Talking about biotechnology, people at the helm of affairs in India understood the value of this new science already by 1980, and decided to set up machinery to promote it. The Planning Commission (which had the agriculture scientist Dr. M S Swaminathan in it) and the Ministry of Science and Technology (which had the chemist/technologist Dr S Varadarajan in it) got together and set up the National Biotechnology Board (NBTB) in 1982. And they handpicked and invited Dr S Ramachandran (then at the Bengal Immunity in Calcutta) to join it as its Member Secretary.

They could not have done better! It was the right man, at the right time, at the right place, doing the right thing. And as we pay our homage to this great soul (who passed away last month at the age of 82), let us reflect on his stellar contributions to promote and sustain this field of biotechnology as the Founder Secretary of the Department of Biotechnology (DBT) from 1986 for seven years.

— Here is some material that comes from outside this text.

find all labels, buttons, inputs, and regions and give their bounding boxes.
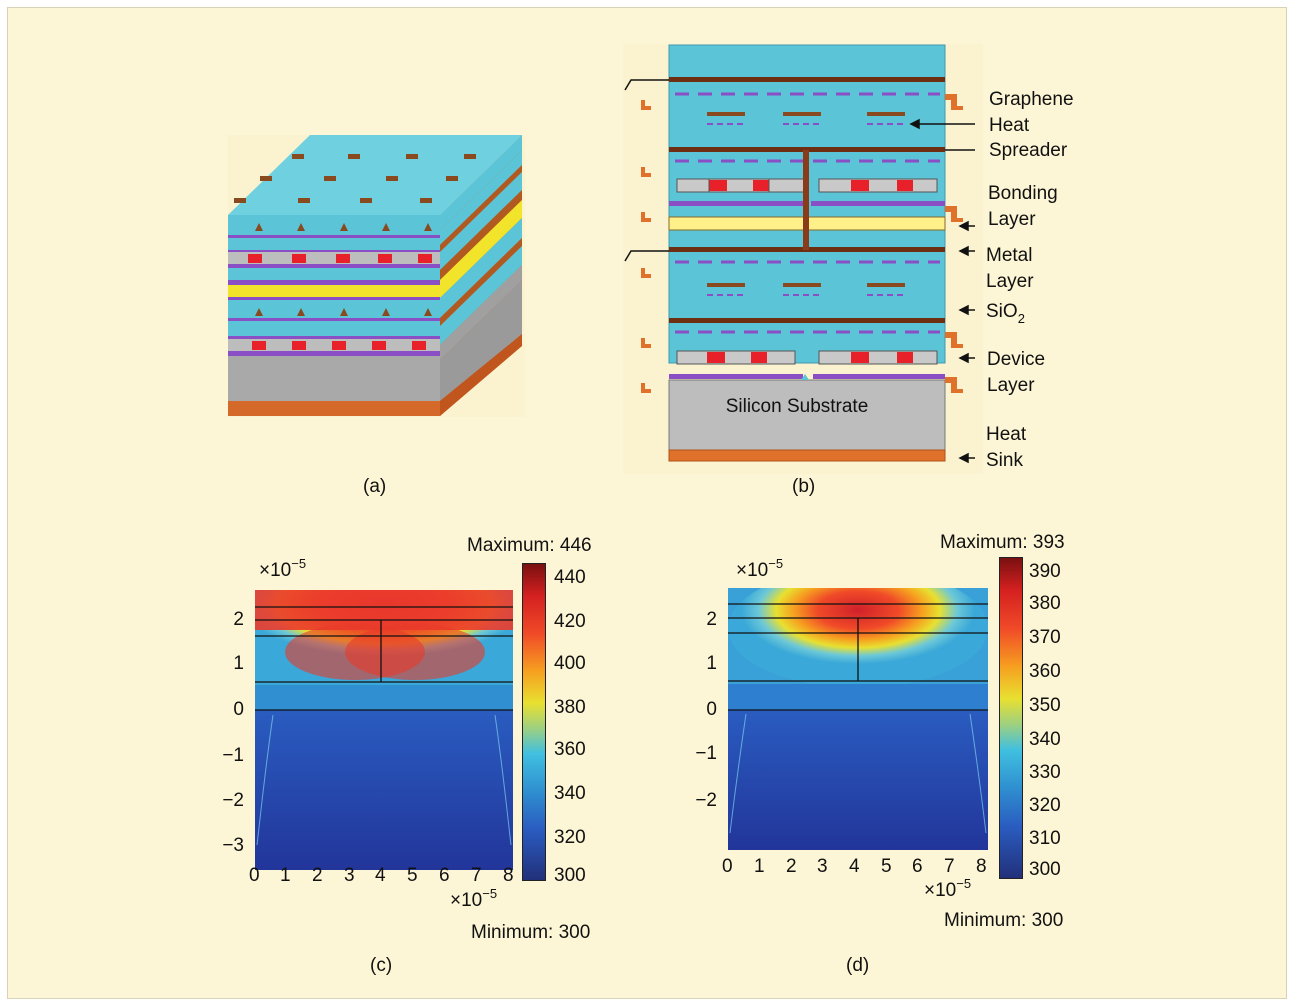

It was the right time. Significant number of young Indian biologists, having learnt some aspects of this blossoming field abroad, had returned home, and were looking for opportunities. Ramachandran understood this and nurtured them, with passion, at several universities and research centres. Indian Institute of Science Bengaluru, Madurai Kamaraj University, M S University Baroda, Anna University Chennai, JNU Delhi, University of Delhi South Campus, Pune University, University of Hyderabad, as well as the CCMB at Hyderabad and ImTech Chandigarh are just some examples. He helped organise workshops, hands-on practical courses, special lectures, push people to write text books in biotechnology (I was one such, along with the late Dr Kunthala Jayaraman and Prof. K. Dharmalingam, both from MKU), offer grants for equipment and lab facilities. And these were done at speed and with a smile. And he was usually there on the spot, encouraging youngsters. Much of the advances these centres have made over the years have largely been due to the initiative of Ramachandran, and several of today’s ‘biggies’ in biotechnology research in India owe their stature to the leg-up that he offered them then.

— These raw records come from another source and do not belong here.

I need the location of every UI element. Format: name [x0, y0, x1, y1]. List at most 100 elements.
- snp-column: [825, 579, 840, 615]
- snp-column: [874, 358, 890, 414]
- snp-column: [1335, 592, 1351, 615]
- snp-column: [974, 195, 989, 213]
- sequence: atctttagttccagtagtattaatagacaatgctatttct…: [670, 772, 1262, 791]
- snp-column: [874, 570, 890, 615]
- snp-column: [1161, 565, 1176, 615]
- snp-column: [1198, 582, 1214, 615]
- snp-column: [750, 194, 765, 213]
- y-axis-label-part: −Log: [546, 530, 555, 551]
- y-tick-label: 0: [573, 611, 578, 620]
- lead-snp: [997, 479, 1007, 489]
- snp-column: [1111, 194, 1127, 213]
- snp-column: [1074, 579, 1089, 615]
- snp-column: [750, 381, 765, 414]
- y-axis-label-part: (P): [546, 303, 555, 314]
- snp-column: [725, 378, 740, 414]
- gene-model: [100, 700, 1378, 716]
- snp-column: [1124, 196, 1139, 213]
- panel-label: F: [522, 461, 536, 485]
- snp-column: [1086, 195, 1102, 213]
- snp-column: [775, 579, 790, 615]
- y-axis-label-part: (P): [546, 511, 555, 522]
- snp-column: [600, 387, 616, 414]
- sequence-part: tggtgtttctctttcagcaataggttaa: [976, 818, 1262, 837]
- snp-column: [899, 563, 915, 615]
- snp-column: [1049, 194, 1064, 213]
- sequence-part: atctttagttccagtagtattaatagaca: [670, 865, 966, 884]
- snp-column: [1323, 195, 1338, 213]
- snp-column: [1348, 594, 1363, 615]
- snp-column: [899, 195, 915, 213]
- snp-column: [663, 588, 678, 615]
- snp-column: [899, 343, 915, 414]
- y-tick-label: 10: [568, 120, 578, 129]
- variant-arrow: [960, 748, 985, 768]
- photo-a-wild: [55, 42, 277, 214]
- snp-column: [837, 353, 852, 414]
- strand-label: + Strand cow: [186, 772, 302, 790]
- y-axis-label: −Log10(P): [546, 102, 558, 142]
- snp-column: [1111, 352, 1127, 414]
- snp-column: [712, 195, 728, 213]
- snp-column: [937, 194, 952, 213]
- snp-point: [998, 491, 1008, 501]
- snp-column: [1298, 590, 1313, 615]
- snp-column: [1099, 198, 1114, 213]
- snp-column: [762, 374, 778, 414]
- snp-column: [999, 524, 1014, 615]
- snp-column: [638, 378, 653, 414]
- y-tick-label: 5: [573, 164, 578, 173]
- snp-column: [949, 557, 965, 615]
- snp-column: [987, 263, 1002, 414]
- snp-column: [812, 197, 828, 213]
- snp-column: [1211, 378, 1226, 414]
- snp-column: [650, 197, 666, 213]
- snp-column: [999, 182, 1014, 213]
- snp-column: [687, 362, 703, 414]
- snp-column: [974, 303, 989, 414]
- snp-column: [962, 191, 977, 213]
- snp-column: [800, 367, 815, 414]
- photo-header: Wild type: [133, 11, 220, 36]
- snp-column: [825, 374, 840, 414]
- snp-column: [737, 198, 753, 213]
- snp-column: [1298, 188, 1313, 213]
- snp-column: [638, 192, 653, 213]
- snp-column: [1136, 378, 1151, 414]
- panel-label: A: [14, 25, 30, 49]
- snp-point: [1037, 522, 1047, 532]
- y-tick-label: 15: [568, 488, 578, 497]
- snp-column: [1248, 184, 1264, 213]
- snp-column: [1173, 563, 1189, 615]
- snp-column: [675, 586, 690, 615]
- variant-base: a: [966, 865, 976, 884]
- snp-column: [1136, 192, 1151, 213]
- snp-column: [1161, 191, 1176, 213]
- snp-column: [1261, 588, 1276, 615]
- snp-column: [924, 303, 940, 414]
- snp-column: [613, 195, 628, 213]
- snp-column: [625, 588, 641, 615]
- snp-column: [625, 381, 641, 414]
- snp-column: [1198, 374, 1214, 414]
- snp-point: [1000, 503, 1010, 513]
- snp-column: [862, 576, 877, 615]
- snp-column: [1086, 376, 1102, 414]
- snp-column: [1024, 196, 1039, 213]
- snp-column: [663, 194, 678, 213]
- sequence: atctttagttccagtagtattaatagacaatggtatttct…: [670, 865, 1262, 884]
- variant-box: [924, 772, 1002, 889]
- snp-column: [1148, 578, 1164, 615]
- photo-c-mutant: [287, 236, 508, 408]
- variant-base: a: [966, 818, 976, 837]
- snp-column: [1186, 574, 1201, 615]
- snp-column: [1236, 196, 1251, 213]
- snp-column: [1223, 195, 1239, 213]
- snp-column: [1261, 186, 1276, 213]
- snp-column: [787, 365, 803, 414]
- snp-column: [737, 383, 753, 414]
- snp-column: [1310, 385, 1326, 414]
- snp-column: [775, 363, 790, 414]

Ramachandran realised the importance of combining biology with the other sunrise field of information technology, and joined hands with Dr N Seshagiri (then secretary of National Informatics Centre) and put together the Biotechnology Information System Network (BTIS Net), which was propagated across the country through able scientists( such as Profs. Dharmalingam, Ashok Kolaskar, M Vijayan, Manju Bansal, MW Pandit and others). Indeed, I recall the first ever e-mail I sent in my life was thanks to the Distributed Informatics Centre we had at CCMB, as part of BTIS Net.

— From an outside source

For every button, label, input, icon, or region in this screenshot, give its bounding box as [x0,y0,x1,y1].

Encouraging biotech industries and supporting them was another important initiative of Ramachandran. Dr Kiran Majumdar Shaw, perhaps the earliest biotech entrepreneur in India, writes in very warm words about him, and Dr Padmanabhan Babu, a scientist at TIFR, Mumbai, who started his own company, is another example. Vaccines was another area that Ramachandran encouraged and supported. It is worth noting here that today India supplies over 45 per cent of the world’s childhood vaccines. Happily enough, his successors Dr C R Bhatia (1993-96), Dr Manju Sharma (1996-2004), Prof MK Bhan (2004-12) and now Prof K VijayRaghavan (2013- to date) have built on the foundation that Ramachandran laid, and today DBT runs on a budget of about Rs 1,800 crores this year compared to Rs 20 crores in 1997-98, doing better and better with time. True to his humility, when Ramachandran was honoured with the Padma Bhushan in 2011, he said: “I share this honour with my colleagues who helped build the DBT."

I had the pleasure of interacting with him often and was struck by his “can-do” spirit, the positive enthusiasm with which he would describe the work of some youngster or the other, and his ever present smile. He enjoyed literature and music- be it Beethoven or Balamuralikrishna, Dvorak or Dikshitar. But he was a tough taskmaster as well. I recall his term as a member of the research advisory board of CCMB Hyderabad, where I worked. His questions were incisive, and his displeasure with half-baked answers, made us nervous, pushing us to be precise and to the point. I had more opportunities to interact with him closely when I was a Fogarty Visiting Scientist at the NIH in Bethesda, MD, USA and he was a Fogarty Scholar in Residence, and I could see his passion to bring all that is possible in biology to India. Indeed, Dr. Ramachandran was the man of the moment for India when the field of biotechnology was just emerging, and we in India owe a lot to this pioneer who led by example. It is thus so fitting that the DBT has initiated an annual S. Ramachandran Lecture series in homage to its founder.